What Criteria Are Used in School Ratings?

Schools of all levels are assessed and rated according to a number of factors. People often use these ratings to rank the schools in order to determine which ones are the best choice for students. The article that follows describes some common criteria that are used in school ratings.

Reasons for School Ratings

Parents can check the ratings for the elementary or secondary schools in their districts to potentially locate the best schools for their children. High school students often use ratings to determine which colleges to apply to.

School Ratings Criteria

The criteria used to rate schools vary depending on the schools' grade levels and the group determining the ratings. For kindergarten through 12th grade, PSK12.com rates schools based on the percentages of students in certain grades who pass standardized tests in reading, writing and mathematics. Some features of this site require a paid subscription. U.S. News and World Report, www.usnews.com, bases its college ratings on a number of factors, including the schools' faculty resources, admissions criteria and graduate performance.

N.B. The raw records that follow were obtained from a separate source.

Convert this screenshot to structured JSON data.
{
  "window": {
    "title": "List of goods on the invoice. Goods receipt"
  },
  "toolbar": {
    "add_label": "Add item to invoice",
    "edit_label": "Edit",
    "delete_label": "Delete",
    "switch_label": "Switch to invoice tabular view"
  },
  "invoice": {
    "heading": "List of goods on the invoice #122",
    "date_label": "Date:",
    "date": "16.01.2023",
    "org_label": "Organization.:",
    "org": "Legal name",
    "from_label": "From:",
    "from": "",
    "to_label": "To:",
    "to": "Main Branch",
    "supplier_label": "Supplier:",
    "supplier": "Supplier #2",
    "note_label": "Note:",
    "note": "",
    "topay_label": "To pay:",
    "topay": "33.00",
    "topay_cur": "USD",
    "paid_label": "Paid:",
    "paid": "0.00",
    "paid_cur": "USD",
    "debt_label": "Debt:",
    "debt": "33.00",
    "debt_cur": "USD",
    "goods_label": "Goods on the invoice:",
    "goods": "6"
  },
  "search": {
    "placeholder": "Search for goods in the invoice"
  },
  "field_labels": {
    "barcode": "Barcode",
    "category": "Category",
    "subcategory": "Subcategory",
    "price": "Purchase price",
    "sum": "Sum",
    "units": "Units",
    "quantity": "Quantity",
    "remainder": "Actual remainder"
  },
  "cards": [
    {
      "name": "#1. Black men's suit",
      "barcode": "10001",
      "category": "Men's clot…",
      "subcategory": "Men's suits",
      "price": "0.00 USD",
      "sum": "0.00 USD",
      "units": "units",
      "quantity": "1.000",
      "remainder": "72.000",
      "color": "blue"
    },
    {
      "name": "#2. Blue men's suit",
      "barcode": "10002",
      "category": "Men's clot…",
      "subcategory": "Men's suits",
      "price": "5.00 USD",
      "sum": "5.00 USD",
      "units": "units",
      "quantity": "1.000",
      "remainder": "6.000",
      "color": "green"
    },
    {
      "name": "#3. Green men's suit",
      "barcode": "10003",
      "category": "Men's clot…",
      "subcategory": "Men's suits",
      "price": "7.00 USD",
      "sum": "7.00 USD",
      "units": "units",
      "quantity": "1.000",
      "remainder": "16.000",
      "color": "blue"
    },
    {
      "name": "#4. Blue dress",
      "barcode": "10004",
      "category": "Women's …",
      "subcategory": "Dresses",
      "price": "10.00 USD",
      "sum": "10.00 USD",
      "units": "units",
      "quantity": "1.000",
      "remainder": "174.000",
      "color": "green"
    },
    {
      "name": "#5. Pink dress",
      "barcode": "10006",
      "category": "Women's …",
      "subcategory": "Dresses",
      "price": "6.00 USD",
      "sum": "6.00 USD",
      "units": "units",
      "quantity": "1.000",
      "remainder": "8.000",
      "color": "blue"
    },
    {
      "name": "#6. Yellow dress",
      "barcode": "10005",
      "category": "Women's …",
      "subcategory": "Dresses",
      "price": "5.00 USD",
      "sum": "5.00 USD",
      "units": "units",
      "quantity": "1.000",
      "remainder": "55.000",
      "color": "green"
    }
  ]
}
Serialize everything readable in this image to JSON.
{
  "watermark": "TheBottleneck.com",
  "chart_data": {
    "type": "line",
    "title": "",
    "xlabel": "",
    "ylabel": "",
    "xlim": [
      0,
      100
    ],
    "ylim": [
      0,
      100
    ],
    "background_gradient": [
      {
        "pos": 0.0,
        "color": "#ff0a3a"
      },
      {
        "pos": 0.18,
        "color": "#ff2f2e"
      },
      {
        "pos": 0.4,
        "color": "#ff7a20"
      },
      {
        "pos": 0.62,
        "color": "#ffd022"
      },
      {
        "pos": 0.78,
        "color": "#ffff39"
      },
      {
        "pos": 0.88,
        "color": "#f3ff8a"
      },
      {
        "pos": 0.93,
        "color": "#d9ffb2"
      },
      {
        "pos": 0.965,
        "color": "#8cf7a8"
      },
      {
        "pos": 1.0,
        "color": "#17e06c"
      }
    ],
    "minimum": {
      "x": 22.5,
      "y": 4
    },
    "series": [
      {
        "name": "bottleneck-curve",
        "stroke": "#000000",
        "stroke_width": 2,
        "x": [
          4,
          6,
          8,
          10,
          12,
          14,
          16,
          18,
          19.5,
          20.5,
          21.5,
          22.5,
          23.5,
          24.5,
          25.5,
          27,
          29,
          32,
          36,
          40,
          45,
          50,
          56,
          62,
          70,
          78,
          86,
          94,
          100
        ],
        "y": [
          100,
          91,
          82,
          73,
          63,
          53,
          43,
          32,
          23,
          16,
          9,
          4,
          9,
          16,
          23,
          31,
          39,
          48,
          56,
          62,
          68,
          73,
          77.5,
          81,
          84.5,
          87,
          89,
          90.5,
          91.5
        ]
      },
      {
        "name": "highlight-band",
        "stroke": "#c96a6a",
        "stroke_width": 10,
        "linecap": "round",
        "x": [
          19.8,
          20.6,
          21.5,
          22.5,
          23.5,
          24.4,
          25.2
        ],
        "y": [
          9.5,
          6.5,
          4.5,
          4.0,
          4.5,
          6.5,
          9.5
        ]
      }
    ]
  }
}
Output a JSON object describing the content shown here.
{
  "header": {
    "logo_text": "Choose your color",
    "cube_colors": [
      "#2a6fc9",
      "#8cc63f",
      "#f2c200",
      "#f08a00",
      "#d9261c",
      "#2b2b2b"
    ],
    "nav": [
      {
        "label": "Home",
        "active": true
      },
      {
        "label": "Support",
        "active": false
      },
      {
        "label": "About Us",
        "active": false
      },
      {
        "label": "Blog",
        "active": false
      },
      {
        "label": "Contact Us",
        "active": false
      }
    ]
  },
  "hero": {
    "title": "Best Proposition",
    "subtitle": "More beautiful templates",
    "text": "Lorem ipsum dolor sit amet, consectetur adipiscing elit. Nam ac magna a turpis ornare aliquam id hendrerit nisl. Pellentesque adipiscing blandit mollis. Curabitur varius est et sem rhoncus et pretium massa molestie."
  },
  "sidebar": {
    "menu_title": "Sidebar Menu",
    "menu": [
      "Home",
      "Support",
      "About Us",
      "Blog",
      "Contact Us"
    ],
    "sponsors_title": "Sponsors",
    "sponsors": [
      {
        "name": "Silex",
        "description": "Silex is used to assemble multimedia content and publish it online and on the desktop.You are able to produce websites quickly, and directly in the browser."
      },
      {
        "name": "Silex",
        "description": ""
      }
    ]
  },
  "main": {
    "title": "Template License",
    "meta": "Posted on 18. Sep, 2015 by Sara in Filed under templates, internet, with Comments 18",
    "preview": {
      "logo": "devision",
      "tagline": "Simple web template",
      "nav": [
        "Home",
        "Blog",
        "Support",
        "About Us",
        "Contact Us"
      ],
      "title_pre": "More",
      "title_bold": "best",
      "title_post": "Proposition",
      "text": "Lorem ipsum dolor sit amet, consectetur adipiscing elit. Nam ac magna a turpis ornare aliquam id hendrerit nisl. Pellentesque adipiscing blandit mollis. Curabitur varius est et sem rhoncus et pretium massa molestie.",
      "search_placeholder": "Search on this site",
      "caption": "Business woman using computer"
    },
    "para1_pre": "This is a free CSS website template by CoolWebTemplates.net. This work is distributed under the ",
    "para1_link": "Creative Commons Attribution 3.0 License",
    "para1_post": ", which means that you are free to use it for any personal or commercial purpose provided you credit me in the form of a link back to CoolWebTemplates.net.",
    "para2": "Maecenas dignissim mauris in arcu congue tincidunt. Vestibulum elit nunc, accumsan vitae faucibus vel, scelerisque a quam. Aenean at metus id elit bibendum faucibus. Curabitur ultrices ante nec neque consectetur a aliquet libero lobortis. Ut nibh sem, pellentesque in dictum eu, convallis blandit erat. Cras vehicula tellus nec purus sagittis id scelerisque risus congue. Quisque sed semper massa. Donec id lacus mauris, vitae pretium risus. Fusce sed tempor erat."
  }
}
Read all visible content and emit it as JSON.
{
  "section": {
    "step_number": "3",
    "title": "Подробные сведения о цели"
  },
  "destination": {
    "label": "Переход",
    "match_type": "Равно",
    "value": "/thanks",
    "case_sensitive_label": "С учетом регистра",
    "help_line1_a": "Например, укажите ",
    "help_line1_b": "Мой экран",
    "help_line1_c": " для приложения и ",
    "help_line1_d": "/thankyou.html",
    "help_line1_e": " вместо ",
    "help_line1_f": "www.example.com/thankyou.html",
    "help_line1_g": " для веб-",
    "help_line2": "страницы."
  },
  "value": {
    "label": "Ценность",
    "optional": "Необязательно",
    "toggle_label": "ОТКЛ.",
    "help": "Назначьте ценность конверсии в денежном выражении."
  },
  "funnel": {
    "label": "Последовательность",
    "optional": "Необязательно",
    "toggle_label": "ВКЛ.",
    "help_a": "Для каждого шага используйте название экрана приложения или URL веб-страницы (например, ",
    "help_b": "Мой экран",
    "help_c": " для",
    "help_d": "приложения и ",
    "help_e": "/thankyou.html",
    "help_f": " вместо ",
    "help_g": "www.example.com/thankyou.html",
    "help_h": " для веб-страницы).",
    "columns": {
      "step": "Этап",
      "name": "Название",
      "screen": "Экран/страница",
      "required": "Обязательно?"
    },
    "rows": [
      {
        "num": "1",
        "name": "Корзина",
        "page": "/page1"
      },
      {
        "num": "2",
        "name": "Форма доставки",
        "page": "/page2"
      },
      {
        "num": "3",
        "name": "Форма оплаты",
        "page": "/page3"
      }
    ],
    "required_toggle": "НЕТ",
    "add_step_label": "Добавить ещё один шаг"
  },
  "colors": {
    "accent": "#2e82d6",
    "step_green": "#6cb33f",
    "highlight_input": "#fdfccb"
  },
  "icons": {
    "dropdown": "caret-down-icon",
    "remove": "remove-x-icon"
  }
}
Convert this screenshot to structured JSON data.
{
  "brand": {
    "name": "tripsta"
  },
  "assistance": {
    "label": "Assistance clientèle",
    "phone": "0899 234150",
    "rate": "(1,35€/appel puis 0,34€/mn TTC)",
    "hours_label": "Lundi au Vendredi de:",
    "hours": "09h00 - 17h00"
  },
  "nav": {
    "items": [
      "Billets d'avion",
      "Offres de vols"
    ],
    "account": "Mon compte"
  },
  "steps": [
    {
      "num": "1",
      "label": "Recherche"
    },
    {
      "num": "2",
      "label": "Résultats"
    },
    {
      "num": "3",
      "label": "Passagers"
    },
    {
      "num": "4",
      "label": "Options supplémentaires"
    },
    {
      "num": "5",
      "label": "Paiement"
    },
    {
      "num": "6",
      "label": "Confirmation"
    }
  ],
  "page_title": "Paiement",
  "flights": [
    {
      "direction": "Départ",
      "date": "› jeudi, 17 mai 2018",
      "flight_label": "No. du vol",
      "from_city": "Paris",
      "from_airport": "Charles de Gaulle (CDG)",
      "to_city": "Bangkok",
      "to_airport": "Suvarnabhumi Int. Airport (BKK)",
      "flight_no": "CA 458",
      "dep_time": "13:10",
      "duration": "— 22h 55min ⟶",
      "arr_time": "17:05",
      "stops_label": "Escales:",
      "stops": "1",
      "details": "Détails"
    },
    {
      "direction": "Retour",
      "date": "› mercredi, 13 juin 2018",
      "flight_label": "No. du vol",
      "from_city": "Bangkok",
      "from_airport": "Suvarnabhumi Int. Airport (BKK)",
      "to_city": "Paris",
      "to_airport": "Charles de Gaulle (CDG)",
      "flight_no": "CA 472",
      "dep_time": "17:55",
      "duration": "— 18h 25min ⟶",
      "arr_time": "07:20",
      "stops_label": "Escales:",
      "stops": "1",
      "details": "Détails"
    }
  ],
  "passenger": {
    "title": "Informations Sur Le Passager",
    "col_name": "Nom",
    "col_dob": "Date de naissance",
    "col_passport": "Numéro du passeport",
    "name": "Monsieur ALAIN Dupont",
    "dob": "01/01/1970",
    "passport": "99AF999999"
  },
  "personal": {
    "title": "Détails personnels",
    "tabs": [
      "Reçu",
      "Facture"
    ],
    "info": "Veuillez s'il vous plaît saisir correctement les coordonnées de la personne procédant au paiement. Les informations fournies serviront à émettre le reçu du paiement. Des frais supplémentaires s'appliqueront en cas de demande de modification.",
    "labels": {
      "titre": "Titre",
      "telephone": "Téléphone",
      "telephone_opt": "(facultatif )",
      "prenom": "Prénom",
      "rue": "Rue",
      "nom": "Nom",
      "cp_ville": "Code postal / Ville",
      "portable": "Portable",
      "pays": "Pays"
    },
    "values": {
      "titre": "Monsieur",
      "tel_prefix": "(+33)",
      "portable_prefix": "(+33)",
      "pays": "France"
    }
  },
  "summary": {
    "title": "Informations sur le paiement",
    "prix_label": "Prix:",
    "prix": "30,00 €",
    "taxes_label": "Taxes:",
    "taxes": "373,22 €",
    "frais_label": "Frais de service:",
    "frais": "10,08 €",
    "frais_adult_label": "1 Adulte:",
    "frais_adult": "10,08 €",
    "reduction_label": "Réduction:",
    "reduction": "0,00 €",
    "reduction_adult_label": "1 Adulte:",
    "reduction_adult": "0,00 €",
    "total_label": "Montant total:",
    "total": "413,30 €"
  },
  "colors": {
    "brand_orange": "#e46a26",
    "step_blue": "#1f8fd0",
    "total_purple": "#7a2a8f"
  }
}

Kindergarten Through 12th Grade School Ratings Criteria

The recently-enacted 'Race to the Top' legislation emphasizes the importance of preparing students for college and careers. It aims to make it easier for state governments and independent groups to rate schools, and to reward teachers and schools based on their performance. Each state has its own tests that focus on subjects such as reading, writing and mathematics. Students must pass these tests in order to graduate. State governments and independent groups use the percentages of students who pass the tests to determine school ratings.

School Ratings Criteria for Colleges

The school rating process for colleges is more complex and subjective than it is for elementary and high schools. Groups that rate colleges often give high ratings to schools that have lofty admissions standards, because these schools typically have more rigorous academic programs. Ratings are also affected by the perceived strength of the schools' faculty and the resources that are available to students. Many school rating systems also track graduates' achievement levels after college. Additionally, U.S. News and World Report breaks the rankings down by field of study. This way, prospective students can choose from schools that are perceived to be leaders in engineering, law, medicine or other fields of interest.